WASHINGTON — It's getting harder for ordinary people to sue big corporations in an effort to hold them accountable for gross misconduct, one of the plaintiffs in the Exxon Valdez lawsuit told the Senate Judiciary Committee on Wednesday.
The committee was examining the fairness of several recent Supreme Court decisions, including its opinion in the lawsuit filed by 32,000 fishermen and Alaska natives who sued ExxonMobil for its role in the 1989 Exxon Valdez oil spill. Last month, the Supreme Court cut the punitive damages award in the case to $507 million from $2.5 billion. Exxon is resisting paying interest in the case, which could bring the total payout to $1 billion.
Although the Supreme Court decision applies solely to maritime law, the justices also suggested that when juries assess punitive damages for corporate wrongdoers, they use a one-to-one ratio based on the compensatory damages awarded.
Alaskans, including Osa Schultz of Cordova, said that the one-to-one ratio set by the Supreme Court is not only unfair, but also a symbol of the "corrupt and divisive influence" of corporate power.

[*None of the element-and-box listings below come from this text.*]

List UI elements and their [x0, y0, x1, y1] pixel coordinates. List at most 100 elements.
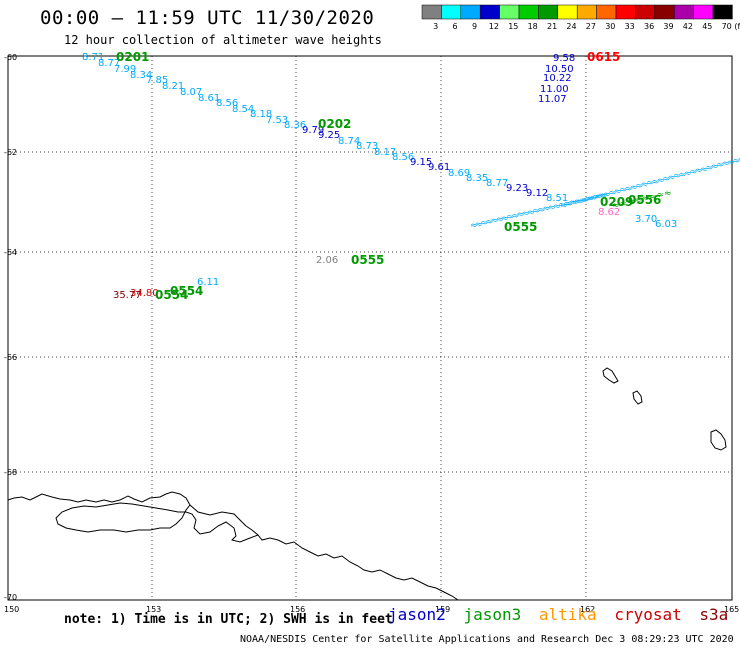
legend-label: 27 — [586, 22, 596, 31]
overplotted-mark: ≈ — [558, 201, 566, 211]
legend-label: 9 — [472, 22, 477, 31]
lon-label: 150 — [4, 605, 19, 614]
lon-label: 165 — [724, 605, 739, 614]
legend-label: 21 — [547, 22, 557, 31]
wave-height-value: 8.77 — [98, 58, 120, 69]
overplotted-mark: ≈ — [517, 210, 525, 220]
legend-unit: (ft) — [734, 22, 740, 31]
satellite-legend: jason2 jason3 altika cryosat s3a — [388, 605, 736, 624]
overplotted-mark: ≈ — [619, 186, 627, 196]
footer-note: note: 1) Time is in UTC; 2) SWH is in fe… — [64, 612, 393, 627]
legend-swatch — [635, 4, 656, 20]
pass-time-label: 0615 — [587, 50, 620, 64]
wave-height-value: 8.21 — [162, 81, 184, 92]
lat-label: -64 — [4, 248, 17, 257]
pass-time-label: 0556 — [628, 193, 661, 207]
overplotted-mark: ≈ — [609, 188, 617, 198]
wave-height-value: 8.56 — [216, 98, 238, 109]
overplotted-mark: ≈ — [733, 156, 740, 166]
pass-time-label: 0201 — [116, 50, 149, 64]
wave-height-value: 8.34 — [130, 70, 152, 81]
pass-time-label: 0202 — [318, 117, 351, 131]
page-title: 00:00 – 11:59 UTC 11/30/2020 — [40, 7, 375, 29]
wave-height-value: 8.69 — [448, 168, 470, 179]
overplotted-mark: ≈ — [695, 166, 703, 176]
map-frame — [7, 55, 733, 601]
overplotted-mark: ≈ — [598, 191, 606, 201]
overplotted-mark: ≈ — [595, 192, 603, 202]
legend-swatch — [538, 4, 559, 20]
wave-height-value: 8.77 — [486, 178, 508, 189]
overplotted-mark: ≈ — [522, 209, 530, 219]
overplotted-mark: ≈ — [496, 215, 504, 225]
wave-height-value: 9.15 — [410, 157, 432, 168]
wave-height-value: 8.62 — [598, 207, 620, 218]
overplotted-mark: ≈ — [649, 192, 657, 202]
wave-height-value: 8.18 — [250, 109, 272, 120]
legend-swatch — [673, 4, 694, 20]
wave-height-value: 9.25 — [318, 130, 340, 141]
lat-label: -70 — [4, 593, 17, 602]
overplotted-mark: ≈ — [491, 216, 499, 226]
legend-label: 6 — [453, 22, 458, 31]
pass-time-label: 0554 — [155, 288, 188, 302]
overplotted-mark: ≈ — [738, 155, 740, 165]
wave-height-value: 10.50 — [545, 64, 574, 75]
overplotted-mark: ≈ — [538, 205, 546, 215]
antarctic-coastline — [7, 491, 459, 601]
legend-label: 3 — [433, 22, 438, 31]
pass-time-label: 0555 — [351, 253, 384, 267]
legend-label: 45 — [702, 22, 712, 31]
overplotted-mark: ≈ — [565, 200, 573, 210]
legend-label: 30 — [605, 22, 615, 31]
longitude-labels: 150 153 156 159 162 165 — [4, 605, 739, 614]
lat-label: -66 — [4, 353, 17, 362]
overplotted-mark: ≈ — [548, 203, 556, 213]
overplotted-mark: ≈ — [564, 199, 572, 209]
overplotted-mark: ≈ — [584, 195, 592, 205]
overplotted-mark: ≈ — [600, 191, 608, 201]
footer-credit: NOAA/NESDIS Center for Satellite Applica… — [240, 634, 734, 645]
overplotted-mark: ≈ — [689, 168, 697, 178]
wave-height-value: 9.61 — [428, 162, 450, 173]
wave-height-value: 7.99 — [114, 64, 136, 75]
island — [710, 429, 727, 451]
pass-time-label: 0555 — [504, 220, 537, 234]
peninsula-coastline — [55, 502, 259, 543]
wave-height-value: 9.79 — [302, 125, 324, 136]
page-subtitle: 12 hour collection of altimeter wave hei… — [64, 33, 382, 47]
overplotted-mark: ≈ — [711, 162, 719, 172]
lon-label: 162 — [580, 605, 595, 614]
legend-label: 12 — [489, 22, 499, 31]
legend-swatch — [421, 4, 442, 20]
overplotted-mark: ≈ — [636, 181, 644, 191]
overplotted-mark: ≈ — [576, 197, 584, 207]
legend-label: 18 — [528, 22, 538, 31]
legend-swatch — [615, 4, 636, 20]
wave-height-value: 8.71 — [82, 52, 104, 63]
wave-height-value: 2.06 — [316, 255, 338, 266]
wave-height-value: 8.36 — [284, 120, 306, 131]
lon-label: 156 — [290, 605, 305, 614]
legend-swatch — [596, 4, 617, 20]
overplotted-mark: ≈ — [625, 184, 633, 194]
legend-swatch — [499, 4, 520, 20]
wave-height-value: 8.17 — [374, 147, 396, 158]
legend-label: 36 — [644, 22, 654, 31]
overplotted-mark: ≈ — [590, 193, 598, 203]
overplotted-mark: ≈ — [652, 177, 660, 187]
wave-observations: 8.718.777.998.347.858.218.078.618.568.54… — [82, 52, 677, 301]
overplotted-mark: ≈ — [642, 194, 650, 204]
legend-swatch — [479, 4, 500, 20]
wave-height-value: 11.00 — [540, 84, 569, 95]
overplotted-mark: ≈ — [470, 221, 478, 231]
overplotted-mark: ≈ — [657, 176, 665, 186]
legend-swatch — [557, 4, 578, 20]
overplotted-mark: ≈ — [727, 158, 735, 168]
wave-height-value: 34.80 — [130, 288, 159, 299]
overplotted-mark: ≈ — [579, 196, 587, 206]
wave-height-value: 3.70 — [635, 214, 657, 225]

The compensatory damages were low in the case because the court failed to take into account the long-term effect of losing a way of life, said Schultz, who fished with her husband in Prince William Sound at the time of the spill. Schultz said she'd rather see punitive damages assessed on corporate profits, for example.

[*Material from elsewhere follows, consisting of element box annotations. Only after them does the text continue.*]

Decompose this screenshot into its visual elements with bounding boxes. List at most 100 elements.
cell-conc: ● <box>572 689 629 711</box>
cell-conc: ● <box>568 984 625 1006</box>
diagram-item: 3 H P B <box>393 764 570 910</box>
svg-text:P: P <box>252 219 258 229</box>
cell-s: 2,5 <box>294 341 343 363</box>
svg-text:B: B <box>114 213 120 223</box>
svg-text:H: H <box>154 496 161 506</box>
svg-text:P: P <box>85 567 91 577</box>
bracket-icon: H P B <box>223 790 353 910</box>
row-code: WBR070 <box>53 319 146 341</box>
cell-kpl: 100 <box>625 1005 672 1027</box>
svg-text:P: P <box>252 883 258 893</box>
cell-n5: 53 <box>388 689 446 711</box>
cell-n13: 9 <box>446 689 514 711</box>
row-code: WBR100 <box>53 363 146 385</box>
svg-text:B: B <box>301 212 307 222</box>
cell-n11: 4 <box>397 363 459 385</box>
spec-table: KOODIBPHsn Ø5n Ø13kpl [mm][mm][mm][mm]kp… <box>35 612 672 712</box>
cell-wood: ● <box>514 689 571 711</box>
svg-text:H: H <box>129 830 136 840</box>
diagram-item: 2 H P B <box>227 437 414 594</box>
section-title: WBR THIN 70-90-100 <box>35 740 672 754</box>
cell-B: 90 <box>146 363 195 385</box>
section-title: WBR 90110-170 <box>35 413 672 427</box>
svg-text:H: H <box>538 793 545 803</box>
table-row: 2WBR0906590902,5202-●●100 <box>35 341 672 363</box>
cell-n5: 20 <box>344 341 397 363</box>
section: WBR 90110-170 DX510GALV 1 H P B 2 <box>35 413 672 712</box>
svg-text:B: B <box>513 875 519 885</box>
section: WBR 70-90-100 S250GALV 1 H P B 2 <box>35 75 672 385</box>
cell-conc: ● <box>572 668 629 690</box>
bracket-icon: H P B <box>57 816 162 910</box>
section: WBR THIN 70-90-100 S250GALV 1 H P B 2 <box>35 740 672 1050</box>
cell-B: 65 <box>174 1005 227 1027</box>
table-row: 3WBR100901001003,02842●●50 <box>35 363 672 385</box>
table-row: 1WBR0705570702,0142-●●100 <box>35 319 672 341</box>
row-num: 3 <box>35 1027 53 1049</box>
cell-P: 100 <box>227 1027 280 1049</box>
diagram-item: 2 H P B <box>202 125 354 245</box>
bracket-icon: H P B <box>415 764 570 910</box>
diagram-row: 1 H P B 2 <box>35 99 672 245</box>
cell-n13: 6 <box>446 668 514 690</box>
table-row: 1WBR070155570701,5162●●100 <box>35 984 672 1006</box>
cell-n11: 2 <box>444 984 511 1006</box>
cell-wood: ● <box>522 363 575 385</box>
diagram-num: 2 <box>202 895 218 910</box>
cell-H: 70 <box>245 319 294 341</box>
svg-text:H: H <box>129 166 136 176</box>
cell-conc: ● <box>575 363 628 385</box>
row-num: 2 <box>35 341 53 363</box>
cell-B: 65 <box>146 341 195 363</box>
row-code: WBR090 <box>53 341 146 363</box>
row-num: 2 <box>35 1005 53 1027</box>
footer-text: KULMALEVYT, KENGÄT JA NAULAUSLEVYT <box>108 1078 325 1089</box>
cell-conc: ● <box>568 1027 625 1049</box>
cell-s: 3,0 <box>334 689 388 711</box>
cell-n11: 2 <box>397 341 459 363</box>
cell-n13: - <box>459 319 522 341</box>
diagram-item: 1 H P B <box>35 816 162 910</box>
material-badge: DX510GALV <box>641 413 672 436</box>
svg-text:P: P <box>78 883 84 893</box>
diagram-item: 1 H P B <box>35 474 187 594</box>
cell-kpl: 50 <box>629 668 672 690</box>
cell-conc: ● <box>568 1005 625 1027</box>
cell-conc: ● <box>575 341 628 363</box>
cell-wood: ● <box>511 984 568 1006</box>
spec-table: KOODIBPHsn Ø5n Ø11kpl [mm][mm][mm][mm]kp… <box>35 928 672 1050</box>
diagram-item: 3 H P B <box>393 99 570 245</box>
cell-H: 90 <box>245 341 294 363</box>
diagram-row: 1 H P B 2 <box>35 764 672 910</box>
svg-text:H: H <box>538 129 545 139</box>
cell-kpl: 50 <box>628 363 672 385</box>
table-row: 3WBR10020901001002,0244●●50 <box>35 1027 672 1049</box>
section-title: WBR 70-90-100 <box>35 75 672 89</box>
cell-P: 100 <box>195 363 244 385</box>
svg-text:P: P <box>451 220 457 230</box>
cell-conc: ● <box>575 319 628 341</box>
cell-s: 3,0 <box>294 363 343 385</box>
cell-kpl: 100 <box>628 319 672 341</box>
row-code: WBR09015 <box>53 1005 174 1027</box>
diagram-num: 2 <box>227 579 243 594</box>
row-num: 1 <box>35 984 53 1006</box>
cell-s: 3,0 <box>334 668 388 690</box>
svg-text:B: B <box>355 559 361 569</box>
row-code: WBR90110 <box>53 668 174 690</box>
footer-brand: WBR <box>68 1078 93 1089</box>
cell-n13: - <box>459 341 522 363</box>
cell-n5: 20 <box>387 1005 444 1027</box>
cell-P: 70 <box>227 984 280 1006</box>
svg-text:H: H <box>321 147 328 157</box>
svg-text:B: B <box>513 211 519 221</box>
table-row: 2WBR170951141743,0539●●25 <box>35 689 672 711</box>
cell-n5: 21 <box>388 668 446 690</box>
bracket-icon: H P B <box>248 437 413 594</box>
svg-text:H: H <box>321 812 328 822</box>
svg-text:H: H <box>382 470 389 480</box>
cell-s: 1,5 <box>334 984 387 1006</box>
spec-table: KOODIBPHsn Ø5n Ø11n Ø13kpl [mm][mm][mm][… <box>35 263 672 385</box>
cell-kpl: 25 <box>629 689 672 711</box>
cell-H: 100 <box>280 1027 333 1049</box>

"Exxon stands to pay pennies on the dollar," Schultz testified. "If our highest court in America fails to hold them accountable, how will they ever be forced to take responsibility for their destructive actions?"
Schultz and other plaintiffs had a sympathetic listener in the committee chairman, Sen. Patrick Leahy, D-Vt., who likened the effect of Exxon's payout on its bottom line to that of an ordinary American paying a parking ticket.
"If Congress had wanted to cap the punitive damages for disasters that impact thousands of Americans, of course we could have done so," Leahy said, "but we didn't."
The consequence of reckless conduct has been reduced to a small cost of doing business, Leahy said, calling it yet another example in a string of cases in which the Supreme Court has misconstrued congressional intent to shield large corporations from accountability.
However, Patricia Millett, a partner at the Akin Gump law firm who argued more than two dozen cases in front of the Supreme Court as a litigator for the U.S. solicitor general, said in her testimony that the recent court term was a "mixed bag" for corporate interests. Of the 24 cases that involved business concerns (about a third of the court's docket for the term), the court split fairly evenly, she said: Thirteen cases could be described as pro-business; 11 could be deemed as less business-friendly.
She also said that the court left open a window in the Exxon case: If there's proof that a corporation's bad conduct was intentional, or that the corporation profited from it, plaintiffs can apply for greater punitive damages than the one-to-one ratio.